Counsel for the respondent also submitted that par 4005(c) could have no operation in relation to Dorothy Khoo because there was “no proposed period of stay in Australia” in the case of a member of the family unit such as she was who, under subclause 103.227(2), was not an applicant. This point was not considered by the Tribunal. Miss Khoo was, of course, such an applicant on the two occasions when she was assessed by Commonwealth medical officers. I think that criteria 4005 must be given some meaning in the context of subclause 103.227(2). It is not necessary now, however, to consider what that is because, despite what the Tribunal said in its statement, it plainly never proceeded to consider whether Miss Khoo, in fact, satisfied criterion 4005, as required by par 103.227(2)(b). The submission may throw up facts for investigation before the Tribunal. It does not provide a basis for the Court in the exercise of its discretion under s 481 of the Act to refuse relief to the Minister in the light of the demonstrated error of law on the part of the Tribunal.
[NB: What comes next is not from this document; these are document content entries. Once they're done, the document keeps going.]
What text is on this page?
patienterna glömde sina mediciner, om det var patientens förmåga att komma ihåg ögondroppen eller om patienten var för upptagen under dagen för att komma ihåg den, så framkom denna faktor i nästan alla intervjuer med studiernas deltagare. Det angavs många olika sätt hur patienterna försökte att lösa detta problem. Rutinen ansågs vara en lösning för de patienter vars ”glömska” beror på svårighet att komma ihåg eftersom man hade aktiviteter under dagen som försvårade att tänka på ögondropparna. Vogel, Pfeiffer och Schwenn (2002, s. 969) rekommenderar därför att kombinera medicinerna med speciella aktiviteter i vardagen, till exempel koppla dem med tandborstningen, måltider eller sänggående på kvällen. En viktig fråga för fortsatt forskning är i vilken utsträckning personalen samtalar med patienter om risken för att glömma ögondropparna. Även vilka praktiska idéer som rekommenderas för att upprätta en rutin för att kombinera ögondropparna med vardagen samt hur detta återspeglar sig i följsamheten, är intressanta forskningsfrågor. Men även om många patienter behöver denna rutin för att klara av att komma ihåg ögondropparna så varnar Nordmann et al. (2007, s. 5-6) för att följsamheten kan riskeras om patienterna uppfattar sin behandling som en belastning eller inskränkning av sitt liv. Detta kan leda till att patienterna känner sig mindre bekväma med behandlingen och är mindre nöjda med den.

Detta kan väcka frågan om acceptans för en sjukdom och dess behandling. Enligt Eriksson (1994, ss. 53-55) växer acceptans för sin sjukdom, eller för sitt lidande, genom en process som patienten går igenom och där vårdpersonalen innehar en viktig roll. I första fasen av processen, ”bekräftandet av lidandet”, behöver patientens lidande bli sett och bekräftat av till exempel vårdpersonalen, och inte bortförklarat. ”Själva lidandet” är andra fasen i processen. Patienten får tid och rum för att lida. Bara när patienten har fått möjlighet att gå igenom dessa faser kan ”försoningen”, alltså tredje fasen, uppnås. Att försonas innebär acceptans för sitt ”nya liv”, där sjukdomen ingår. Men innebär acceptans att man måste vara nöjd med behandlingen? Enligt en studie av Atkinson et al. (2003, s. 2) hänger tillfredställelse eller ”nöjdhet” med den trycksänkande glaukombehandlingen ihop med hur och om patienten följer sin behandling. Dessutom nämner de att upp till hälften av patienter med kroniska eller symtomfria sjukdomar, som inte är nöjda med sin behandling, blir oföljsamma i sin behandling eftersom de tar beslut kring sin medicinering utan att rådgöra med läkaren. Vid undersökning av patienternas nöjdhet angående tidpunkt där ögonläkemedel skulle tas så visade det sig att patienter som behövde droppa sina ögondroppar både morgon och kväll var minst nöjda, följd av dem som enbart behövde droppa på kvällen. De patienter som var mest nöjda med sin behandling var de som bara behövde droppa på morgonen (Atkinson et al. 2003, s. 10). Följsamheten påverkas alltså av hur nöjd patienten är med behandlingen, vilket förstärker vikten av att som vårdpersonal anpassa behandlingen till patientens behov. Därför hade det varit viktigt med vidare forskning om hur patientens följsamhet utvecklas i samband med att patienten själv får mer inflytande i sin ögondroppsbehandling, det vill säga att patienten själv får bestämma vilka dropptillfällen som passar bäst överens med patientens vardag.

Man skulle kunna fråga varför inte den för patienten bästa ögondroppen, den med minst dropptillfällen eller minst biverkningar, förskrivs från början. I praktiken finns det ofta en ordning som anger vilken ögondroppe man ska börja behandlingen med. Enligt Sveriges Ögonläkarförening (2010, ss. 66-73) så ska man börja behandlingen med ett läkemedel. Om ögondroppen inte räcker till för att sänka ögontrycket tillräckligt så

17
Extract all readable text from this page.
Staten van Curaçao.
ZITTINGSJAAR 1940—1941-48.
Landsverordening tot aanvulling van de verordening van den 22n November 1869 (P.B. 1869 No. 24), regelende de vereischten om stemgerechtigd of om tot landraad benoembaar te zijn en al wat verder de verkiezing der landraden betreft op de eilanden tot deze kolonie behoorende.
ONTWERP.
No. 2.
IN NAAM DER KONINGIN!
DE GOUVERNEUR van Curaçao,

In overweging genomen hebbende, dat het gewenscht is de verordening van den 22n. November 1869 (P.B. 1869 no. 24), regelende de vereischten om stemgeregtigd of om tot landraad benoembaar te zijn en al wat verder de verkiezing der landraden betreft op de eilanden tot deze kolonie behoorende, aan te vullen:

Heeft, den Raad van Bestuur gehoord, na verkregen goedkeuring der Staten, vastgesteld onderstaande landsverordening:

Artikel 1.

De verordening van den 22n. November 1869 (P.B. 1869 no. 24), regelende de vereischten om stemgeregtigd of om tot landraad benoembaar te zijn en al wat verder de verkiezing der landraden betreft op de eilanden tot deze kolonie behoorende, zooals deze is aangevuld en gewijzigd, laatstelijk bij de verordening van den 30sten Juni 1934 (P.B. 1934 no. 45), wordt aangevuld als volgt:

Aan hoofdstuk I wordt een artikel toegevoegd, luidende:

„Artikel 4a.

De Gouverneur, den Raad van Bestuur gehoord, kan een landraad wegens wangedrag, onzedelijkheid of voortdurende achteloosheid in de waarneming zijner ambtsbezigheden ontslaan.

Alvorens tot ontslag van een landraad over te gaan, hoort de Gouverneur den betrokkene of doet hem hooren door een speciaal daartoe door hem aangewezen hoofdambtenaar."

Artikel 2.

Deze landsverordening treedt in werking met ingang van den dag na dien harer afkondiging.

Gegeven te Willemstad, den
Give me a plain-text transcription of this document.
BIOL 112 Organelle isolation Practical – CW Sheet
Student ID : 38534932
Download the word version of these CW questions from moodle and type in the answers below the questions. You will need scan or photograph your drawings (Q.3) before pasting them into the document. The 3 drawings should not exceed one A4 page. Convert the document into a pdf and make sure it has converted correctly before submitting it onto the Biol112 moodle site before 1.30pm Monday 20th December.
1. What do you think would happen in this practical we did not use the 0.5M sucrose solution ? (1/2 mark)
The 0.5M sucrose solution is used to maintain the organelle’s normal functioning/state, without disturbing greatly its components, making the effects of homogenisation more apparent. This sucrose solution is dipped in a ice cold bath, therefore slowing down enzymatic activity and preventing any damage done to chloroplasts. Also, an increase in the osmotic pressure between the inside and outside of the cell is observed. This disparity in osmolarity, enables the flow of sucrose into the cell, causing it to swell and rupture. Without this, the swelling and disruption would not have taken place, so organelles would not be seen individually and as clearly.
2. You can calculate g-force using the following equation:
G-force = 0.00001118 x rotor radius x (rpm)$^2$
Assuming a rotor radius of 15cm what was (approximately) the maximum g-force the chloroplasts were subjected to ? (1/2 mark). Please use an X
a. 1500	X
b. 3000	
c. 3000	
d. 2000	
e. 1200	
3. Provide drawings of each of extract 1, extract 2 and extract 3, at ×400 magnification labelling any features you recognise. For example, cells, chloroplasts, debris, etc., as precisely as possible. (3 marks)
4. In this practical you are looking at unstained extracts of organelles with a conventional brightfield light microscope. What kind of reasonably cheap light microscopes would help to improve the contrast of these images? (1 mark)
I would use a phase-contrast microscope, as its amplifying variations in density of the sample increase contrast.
Accordingly, I shall make orders setting aside the decision of the Tribunal and referring the matter to the Tribunal for further consideration.

I certify that preceding seven (7) pages are a true copy of the Reasons for Judgment herein of the Honourable Justice Whitlam

Associate:

Dated:             31 March 1998

Counsel for the applicant: A L Cavanough QC and S McLeish
Solicitor for the applicant: Australian Government Solicitor
Counsel for the respondent: K H Bell QC and L W Maher
Solicitor for the respondent: Baker & Armstrong
Date of hearing: 4 March 1998
Date of judgment: 31 March 1998

  1. If the respondent opposes the award of costs against her, she is to serve written submissions in opposition to such award upon the applicant by 9 April 1998.

  1. The applicant is to serve any written submissions in reply upon the respondent by 17 April 1998.

  1. After 20 April 1998 the parties are to approach my Associate to have the matter re-listed for hearing on the question of costs.